By Maria D. Quiñones Sánchez
'Rebuild" - Mayor Kenney's $700 million initiative to make improvements in parks, playgrounds, libraries, and rec centers - is coming soon to neighborhoods around Philadelphia.
As the city works to identify priority projects and creates a new bureaucracy to administer these investments, we must take advantage of this opportunity to finally attack the problem of much-needed procurement reform in Philadelphia.
Currently, the administration is considering contracting with one non-profit partner to administer Rebuild, instead of keeping the projects within our existing capital projects system. While nonprofit partners have a vital role to play, it is a mistake to outsource this initiative to just one entity.
The city spends a lot of money, and we're looking to spend more. In addition to the $700 million Rebuild, we have a $9.7 billion five-year capital plan; multibillion-dollar infrastructure investments planned for the airport and Water Department; and more than $1 billion is spent annually on goods and services.
The way we spend those dollars can have a tremendous impact in our neighborhoods, our business community, and our job market. Unfortunately, right now the rules that govern how we spend that money do not support our shared goals of efficiency, diversity, and inclusion.
Instead of using our investments to build communities, we practice business as usual and maintain the status quo. The vast majority of the work goes to the few big, savvy contractors who can navigate the process, and small businesses are largely shut out.
We need to make major changes to bring fairness and clarity to this process. Here's how:
Prioritize project management: The groundbreaking is only the beginning - after the ceremonial shovels are put away, neighbors are too often left with a project that drags on, over budget, and months or years past deadline. This is why we have a years-long capital projects backlog now. To change this, we should institute project management requirements to hold contractors accountable to the city and to the community. This is where our private and nonprofit sector partners can bring their expertise to ensure compliance and accountability in these projects.
Welcome more small businesses as city contractors: Small businesses do exceptional work in every city neighborhood every single day. If we create supports to bring them into this process, they can compete with the big guys, creating jobs and wealth in their communities. We can be more welcoming to small contractors by debundling oversized contracts into manageable smaller ones, and developing insurance, bonding, and financing umbrellas to help them meet the cash-flow and back-office demands of participating in the city procurement process.
Develop diversity in the building trades: City Council's 2015 Annual Disparity Study showed us that the growth in certified minority- and women-owned contractors has not been matched by their participation on city worksites. The diverse workforce is growing, but it isn't being hired. Meanwhile, we continue to exempt contractors from our own diverse workforce requirements, accepting their excuses that there aren't people of color and women who are able to do these jobs.

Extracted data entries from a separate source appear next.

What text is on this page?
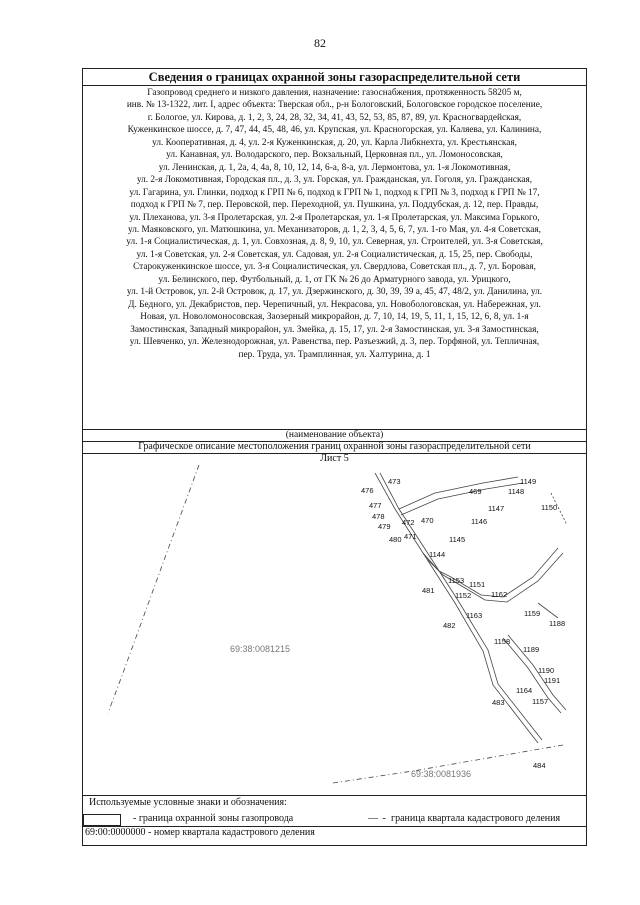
82
Сведения о границах охранной зоны газораспределительной сети
Газопровод среднего и низкого давления, назначение: газоснабжения, протяженность 58205 м,
инв. № 13-1322, лит. I, адрес объекта: Тверская обл., р-н Бологовский, Бологовское городское поселение,
г. Бологое, ул. Кирова, д. 1, 2, 3, 24, 28, 32, 34, 41, 43, 52, 53, 85, 87, 89, ул. Красногвардейская,
Куженкинское шоссе, д. 7, 47, 44, 45, 48, 46, ул. Крупская, ул. Красногорская, ул. Каляева, ул. Калинина,
ул. Кооперативная, д. 4, ул. 2-я Куженкинская, д. 20, ул. Карла Либкнехта, ул. Крестьянская,
ул. Канавная, ул. Володарского, пер. Вокзальный, Церковная пл., ул. Ломоносовская,
ул. Ленинская, д. 1, 2а, 4, 4а, 8, 10, 12, 14, 6-а, 8-а, ул. Лермонтова, ул. 1-я Локомотивная,
ул. 2-я Локомотивная, Городская пл., д. 3, ул. Горская, ул. Гражданская, ул. Гоголя, ул. Гражданская,
ул. Гагарина, ул. Глинки, подход к ГРП № 6, подход к ГРП № 1, подход к ГРП № 3, подход к ГРП № 17,
подход к ГРП № 7, пер. Перовской, пер. Переходной, ул. Пушкина, ул. Поддубская, д. 12, пер. Правды,
ул. Плеханова, ул. 3-я Пролетарская, ул. 2-я Пролетарская, ул. 1-я Пролетарская, ул. Максима Горького,
ул. Маяковского, ул. Матюшкина, ул. Механизаторов, д. 1, 2, 3, 4, 5, 6, 7, ул. 1-го Мая, ул. 4-я Советская,
ул. 1-я Социалистическая, д. 1, ул. Совхозная, д. 8, 9, 10, ул. Северная, ул. Строителей, ул. 3-я Советская,
ул. 1-я Советская, ул. 2-я Советская, ул. Садовая, ул. 2-я Социалистическая, д. 15, 25, пер. Свободы,
Старокуженкинское шоссе, ул. 3-я Социалистическая, ул. Свердлова, Советская пл., д. 7, ул. Боровая,
ул. Белинского, пер. Футбольный, д. 1, от ГК № 26 до Арматурного завода, ул. Урицкого,
ул. 1-й Островок, ул. 2-й Островок, д. 17, ул. Дзержинского, д. 30, 39, 39 а, 45, 47, 48/2, ул. Данилина, ул.
Д. Бедного, ул. Декабристов, пер. Черепичный, ул. Некрасова, ул. Новобологовская, ул. Набережная, ул.
Новая, ул. Новоломоносовская, Заозерный микрорайон, д. 7, 10, 14, 19, 5, 11, 1, 15, 12, 6, 8, ул. 1-я
Замостинская, Западный микрорайон, ул. Змейка, д. 15, 17, ул. 2-я Замостинская, ул. 3-я Замостинская,
ул. Шевченко, ул. Железнодорожная, ул. Равенства, пер. Разъезжий, д. 3, пер. Торфяной, ул. Тепличная,
пер. Труда, ул. Трамплинная, ул. Халтурина, д. 1
(наименование объекта)
Графическое описание местоположения границ охранной зоны газораспределительной сети
473
476
477
478
479
480 471
472 470
469
1149
1148
1147
1146
1145
1144
1150
1153 1151
481
1152	1162
1163
482
1159
1188
1158
1189
1190
1191
1164
1157
483
484
69:38:0081215
69:38:0081936
Лист 5
Используемые условные знаки и обозначения:
- граница охранной зоны газопровода	— - граница квартала кадастрового деления
69:00:0000000 - номер квартала кадастрового деления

Comprehensive reform of our procurement system is an ambitious undertaking, but the time is now for bold action. We are fortunate to have in Mayor Kenney a leader with the political will - and a very willing partner in Council - to finally get this done. The voters have entrusted us to manage our government and use resources to help spur economic growth and create jobs. Investing in public works as job-creation strategy has a proud history in our country and, if we do this right, Rebuild and our capital projects could be a transformative jobs program for Philadelphia.